21/01/2008

Pas toujours facile de se loger en ville !

La vie en ville rend parfois difficile la construction de nids semblables à ceux qui se trouvent dans la Nature...Les arbres sont moins nombreux que le béton, les arbres sont rarement assez vieux pour avoir des cavités, les fleuves ont rarement des rives en terre , etc.
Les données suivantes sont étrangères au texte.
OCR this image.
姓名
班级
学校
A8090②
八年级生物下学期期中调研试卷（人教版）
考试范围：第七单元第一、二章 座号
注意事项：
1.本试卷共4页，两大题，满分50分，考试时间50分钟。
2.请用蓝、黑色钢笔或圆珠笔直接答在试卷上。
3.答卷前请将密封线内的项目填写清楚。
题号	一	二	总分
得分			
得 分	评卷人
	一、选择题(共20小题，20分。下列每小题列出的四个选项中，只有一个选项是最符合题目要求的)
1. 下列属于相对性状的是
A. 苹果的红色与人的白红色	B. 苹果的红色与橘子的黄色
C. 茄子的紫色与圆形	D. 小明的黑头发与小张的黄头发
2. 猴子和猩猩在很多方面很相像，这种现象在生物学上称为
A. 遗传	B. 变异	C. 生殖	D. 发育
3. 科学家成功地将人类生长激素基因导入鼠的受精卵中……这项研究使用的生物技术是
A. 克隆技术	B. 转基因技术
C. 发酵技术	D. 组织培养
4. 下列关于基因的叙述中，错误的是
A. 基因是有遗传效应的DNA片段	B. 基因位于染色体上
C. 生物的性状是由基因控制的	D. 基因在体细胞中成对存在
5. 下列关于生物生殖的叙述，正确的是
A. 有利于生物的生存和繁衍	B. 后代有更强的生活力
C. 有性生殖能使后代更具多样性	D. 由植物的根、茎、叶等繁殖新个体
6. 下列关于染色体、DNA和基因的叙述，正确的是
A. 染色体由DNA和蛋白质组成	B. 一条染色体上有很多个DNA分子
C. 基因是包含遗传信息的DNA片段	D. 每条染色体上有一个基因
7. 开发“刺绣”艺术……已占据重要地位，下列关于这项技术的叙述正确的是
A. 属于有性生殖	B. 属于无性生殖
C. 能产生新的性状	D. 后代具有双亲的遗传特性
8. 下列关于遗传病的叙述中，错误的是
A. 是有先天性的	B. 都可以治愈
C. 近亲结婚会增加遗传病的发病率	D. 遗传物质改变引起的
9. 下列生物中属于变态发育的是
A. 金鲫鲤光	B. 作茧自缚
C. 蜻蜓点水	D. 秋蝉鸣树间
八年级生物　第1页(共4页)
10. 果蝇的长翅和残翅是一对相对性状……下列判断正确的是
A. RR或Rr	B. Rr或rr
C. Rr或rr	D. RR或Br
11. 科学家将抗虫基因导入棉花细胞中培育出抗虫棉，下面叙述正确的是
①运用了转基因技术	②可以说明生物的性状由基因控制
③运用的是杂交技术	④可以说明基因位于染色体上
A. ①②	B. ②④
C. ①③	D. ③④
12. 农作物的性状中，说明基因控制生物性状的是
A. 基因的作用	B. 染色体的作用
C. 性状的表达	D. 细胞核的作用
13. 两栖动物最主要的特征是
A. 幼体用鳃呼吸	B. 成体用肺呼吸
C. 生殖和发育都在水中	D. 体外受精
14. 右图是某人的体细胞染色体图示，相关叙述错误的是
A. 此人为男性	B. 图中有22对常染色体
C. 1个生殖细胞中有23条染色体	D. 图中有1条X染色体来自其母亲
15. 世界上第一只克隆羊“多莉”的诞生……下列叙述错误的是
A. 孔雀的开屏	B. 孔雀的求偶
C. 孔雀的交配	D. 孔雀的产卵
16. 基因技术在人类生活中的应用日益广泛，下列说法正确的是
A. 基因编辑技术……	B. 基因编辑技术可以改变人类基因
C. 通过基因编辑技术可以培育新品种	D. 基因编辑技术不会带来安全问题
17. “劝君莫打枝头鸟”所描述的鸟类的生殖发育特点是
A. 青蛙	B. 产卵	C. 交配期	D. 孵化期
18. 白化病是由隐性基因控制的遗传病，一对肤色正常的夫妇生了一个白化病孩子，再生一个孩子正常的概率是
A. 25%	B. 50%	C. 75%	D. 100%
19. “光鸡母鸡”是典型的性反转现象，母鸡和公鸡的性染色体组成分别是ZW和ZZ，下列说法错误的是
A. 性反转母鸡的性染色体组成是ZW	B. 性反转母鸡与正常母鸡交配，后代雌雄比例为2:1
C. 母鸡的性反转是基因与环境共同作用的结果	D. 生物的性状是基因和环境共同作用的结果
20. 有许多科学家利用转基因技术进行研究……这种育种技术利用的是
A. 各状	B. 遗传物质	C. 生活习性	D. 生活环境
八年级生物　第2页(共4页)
Les oiseaux qui se sont adaptés à la ville ont souvent trouvé des solutions originales à ce problème nouveau.

Dans certains cas, les espèces se sont tellement adaptées à l'Homme, et depuis si longtemps, qu'on a du mal à imaginer leur nid en milieu naturel....Où nichait le Moineau avant qu'il ait rencontré l'Homme il y a quelques dizaines milliers d'années ? Sans doute dans un nid en boule dans un arbre comme le fait son cousin le Moineau espagnol....Qui a vu une Hirondelle rustique nicher ailleurs que dans une construction humaine ? On arrive en revanche encore à voir l'Hirondelle de fenêtre  construire sa coupe de terre sur une paroi rocheuse, que ce soit en falaise marine ou en altitude. Qui sait où nichait le Martinet noir quand il ne nichait pas encore dans les anfractuosités des bâtiments ? Eh bien, c'est dans des trous de vieux troncs d'arbres, comme on le voit encore faire en Corse ou en Finlande !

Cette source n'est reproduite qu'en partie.